Construction disputes: Adjudication

At the outset of any project, it’s rare that anyone is focusing on possible disputes along the way. But that possibility is factored into most construction contracts. A statutory dispute resolution procedure is implied into all “construction contracts” by the Housing Grants, Construction and Regeneration Act 1996. Under the Act, all parties to a “construction contract” can refer a dispute to adjudication at any time. Adjudication is intended to be a cheap and efficient – at least compared with comparable court proceedings – and a method of resolving disputes relating to construction projects.

Parties cannot opt out of the process. If the contract fails to provide for adjudication in accordance with the Act, the adjudication provisions contained in Part I of the Scheme for Construction Contracts Regulations will apply. Even express provision in the contract purporting to exclude adjudication will not prevent the Scheme from applying.

Launching the adjudication submission 

The process begins when the “referring party” serves a notice of adjudication. The notice of adjudication is particularly important as it sets the parameters of the dispute, and the question(s) that the adjudicator is being asked to determine.

So, for instance, if there are multiple applications for payment where disputes have arisen, the adjudicator can only determine them if they are specifically included in the notice of adjudication. If the notice only refers to specific applications, the adjudicator can only determine the issues that relate to those payments, not to all of them.

The adjudicator’s jurisdiction will be limited to the matters identified in the notice. There is no opportunity to amend the notice during the course of the adjudication, so it is important to make sure that it contains all of the issues in dispute. If it does not, the only alternative would be to serve a fresh notice and start the process all over again, costing more time and money.

Appointing an adjudicator 

At the same time as serving the notice to adjudicate, or very shortly afterwards, the referring party must apply to an “adjudicator nominating body” to appoint an adjudicator. If there is a contract, this will usually provide details of the relevant adjudicator nominating body. If it does not make provision, or there is no contract, the Scheme allows an application to be made to any of the authorised nominating bodies, such as the Royal Institute of Chartered Surveyors.

Within 7 days of service of the notice of adjudication, the referring party must serve its referral notice. This sets out the details of its case and the documents on which it intends to rely.

The adjudicator should be an independent third party who will decide the dispute.
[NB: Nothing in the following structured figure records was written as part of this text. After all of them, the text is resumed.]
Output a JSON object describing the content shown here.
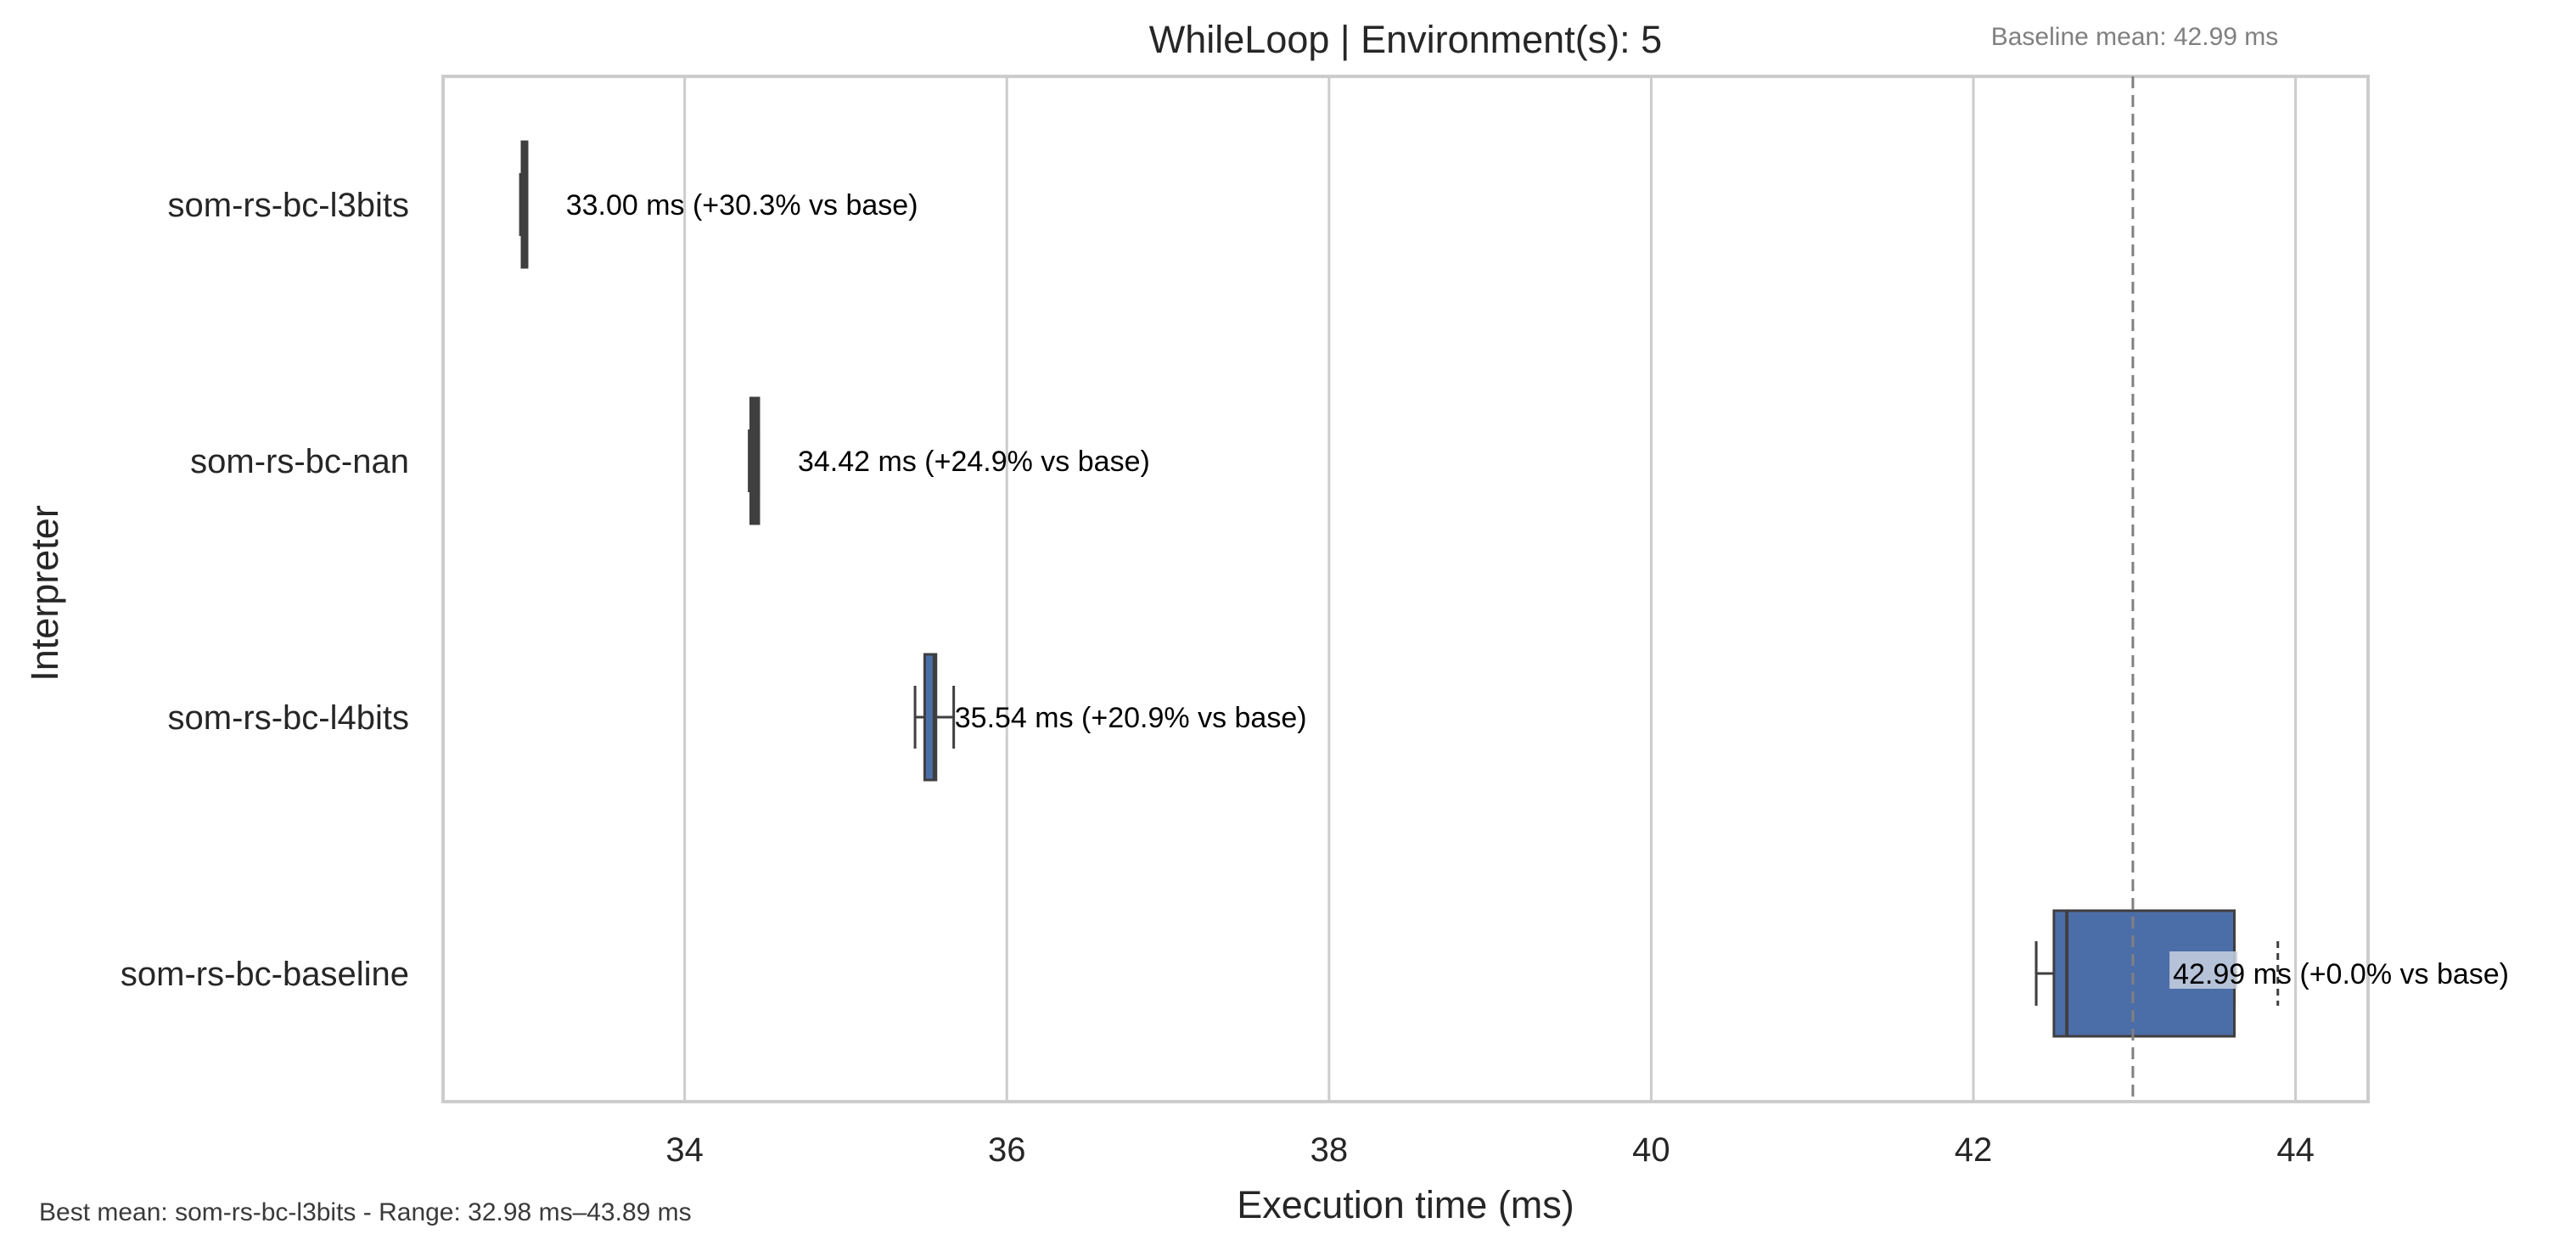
{
  "chart_data": {
    "type": "box",
    "orientation": "horizontal",
    "title": "WhileLoop | Environment(s): 5",
    "xlabel": "Execution time (ms)",
    "ylabel": "Interpreter",
    "xlim": [
      32.5,
      44.45
    ],
    "xticks": [
      34,
      36,
      38,
      40,
      42,
      44
    ],
    "grid": "vertical",
    "categories": [
      "som-rs-bc-l3bits",
      "som-rs-bc-nan",
      "som-rs-bc-l4bits",
      "som-rs-bc-baseline"
    ],
    "boxes": [
      {
        "name": "som-rs-bc-l3bits",
        "whisker_low": 32.98,
        "q1": 32.99,
        "median": 33.0,
        "q3": 33.02,
        "whisker_high": 33.02,
        "flier_low": null,
        "flier_high": null,
        "label": "33.00 ms  (+30.3% vs base)"
      },
      {
        "name": "som-rs-bc-nan",
        "whisker_low": 34.4,
        "q1": 34.41,
        "median": 34.42,
        "q3": 34.46,
        "whisker_high": 34.46,
        "flier_low": null,
        "flier_high": null,
        "label": "34.42 ms  (+24.9% vs base)"
      },
      {
        "name": "som-rs-bc-l4bits",
        "whisker_low": 35.43,
        "q1": 35.49,
        "median": 35.55,
        "q3": 35.56,
        "whisker_high": 35.67,
        "flier_low": null,
        "flier_high": null,
        "label": "35.54 ms  (+20.9% vs base)"
      },
      {
        "name": "som-rs-bc-baseline",
        "whisker_low": 42.39,
        "q1": 42.5,
        "median": 42.58,
        "q3": 43.62,
        "whisker_high": 43.62,
        "flier_low": 42.39,
        "flier_high": 43.89,
        "label": "42.99 ms  (+0.0% vs base)"
      }
    ],
    "baseline_line": 42.99,
    "baseline_label": "Baseline mean: 42.99 ms",
    "footnote": "Best mean: som-rs-bc-l3bits - Range: 32.98 ms–43.89 ms"
  },
  "colors": {
    "box_fill": "#4c6ea8",
    "box_edge": "#3f3f3f",
    "grid": "#cccccc",
    "frame": "#cccccc",
    "baseline_line": "#808080",
    "label_highlight": "#c8d1e0"
  }
}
Once appointed, the adjudicator will set an initial timetable for the process. This is the responding party’s opportunity to respond to the allegations made against it in the referral and to provide its own documents and evidence.

Requesting additional submissions 

The adjudicator may allow the parties to make further submissions, including a reply and rejoinder. It is important to note that this is at the adjudicator’s discretion and there is no automatic right to do so – it will only be permitted if the adjudicator believes that some useful purpose will be served by doing so.
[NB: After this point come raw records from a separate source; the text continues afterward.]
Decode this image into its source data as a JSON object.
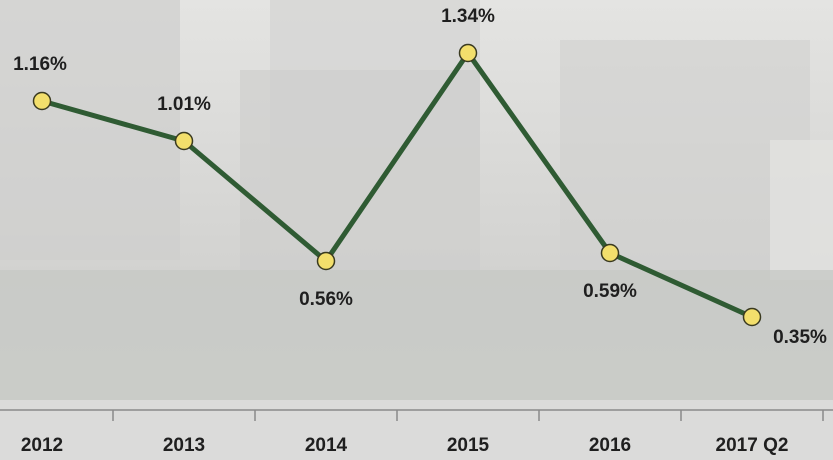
{
  "chart_data": {
    "type": "line",
    "categories": [
      "2012",
      "2013",
      "2014",
      "2015",
      "2016",
      "2017 Q2"
    ],
    "values": [
      1.16,
      1.01,
      0.56,
      1.34,
      0.59,
      0.35
    ],
    "value_labels": [
      "1.16%",
      "1.01%",
      "0.56%",
      "1.34%",
      "0.59%",
      "0.35%"
    ],
    "color": "#2f5b33",
    "marker_color": "#f3df6c"
  }
}
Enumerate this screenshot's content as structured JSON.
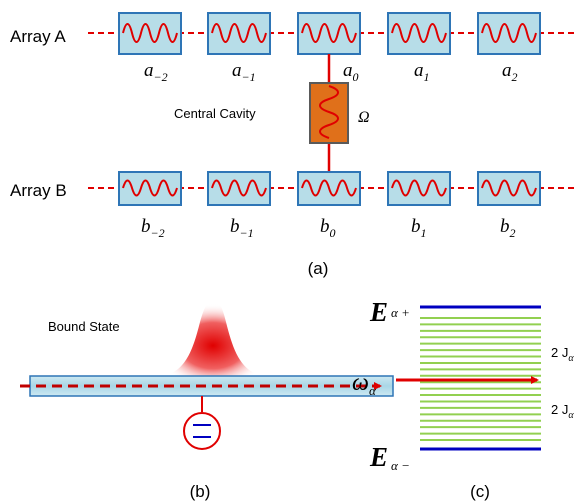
{
  "panel_a": {
    "array_a_label": "Array A",
    "array_b_label": "Array B",
    "central_cavity_label": "Central Cavity",
    "omega_label": "Ω",
    "caption": "(a)",
    "a_sites": [
      {
        "base": "a",
        "sub": "−2"
      },
      {
        "base": "a",
        "sub": "−1"
      },
      {
        "base": "a",
        "sub": "0"
      },
      {
        "base": "a",
        "sub": "1"
      },
      {
        "base": "a",
        "sub": "2"
      }
    ],
    "b_sites": [
      {
        "base": "b",
        "sub": "−2"
      },
      {
        "base": "b",
        "sub": "−1"
      },
      {
        "base": "b",
        "sub": "0"
      },
      {
        "base": "b",
        "sub": "1"
      },
      {
        "base": "b",
        "sub": "2"
      }
    ]
  },
  "panel_b": {
    "bound_state_label": "Bound State",
    "caption": "(b)"
  },
  "panel_c": {
    "caption": "(c)",
    "e_upper": {
      "base": "E",
      "sub": "α +"
    },
    "e_lower": {
      "base": "E",
      "sub": "α −"
    },
    "omega_center": {
      "base": "ω",
      "sub": "α"
    },
    "width_upper": {
      "base": "2 J",
      "sub": "α"
    },
    "width_lower": {
      "base": "2 J",
      "sub": "α"
    },
    "band_line_count": 20
  },
  "colors": {
    "cavity_fill": "#b7dde8",
    "cavity_stroke": "#2e75b6",
    "central_fill": "#e0701a",
    "central_stroke": "#5a5a5a",
    "wave": "#e00000",
    "connector": "#e00000",
    "band_edge": "#0000c0",
    "band_line": "#92d050",
    "arrow": "#e00000",
    "text": "#000000"
  }
}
Can I challenge the adjudicator’s decision?

Once the referral has been served, the adjudicator must reach their decision within 28 days. If the referring party agrees, this period can be extended by up to 14 days, and a further 14 days thereafter if both parties consent.

The adjudicator’s decision is binding, unless one of the parties seeks to challenge it by issuing court or arbitration proceedings. In other words, the parties must comply with it but either party can subsequently ask a court or arbitrator to review the decision, once it has been complied with.

As a policy decision, courts are generally reluctant to overturn adjudication decisions – even when the adjudicator has clearly got it wrong, on the facts, procedure or law – unless there has been a clear breach of the principles of natural justice. To do so would tend to undermine the whole point of adjudication as a swift and relatively cheap means of dispute resolution.

One of the key differences between litigation and adjudication is that in adjudication the general position is that a successful party will not be able to recover any of its costs from the losing party. The adjudicator’s power to apportion costs is limited to determining how their costs should be apportioned between the parties.

However, regardless of which way the adjudicator decides, and their order as to who should pay their costs, both parties will remain jointly and severally liable.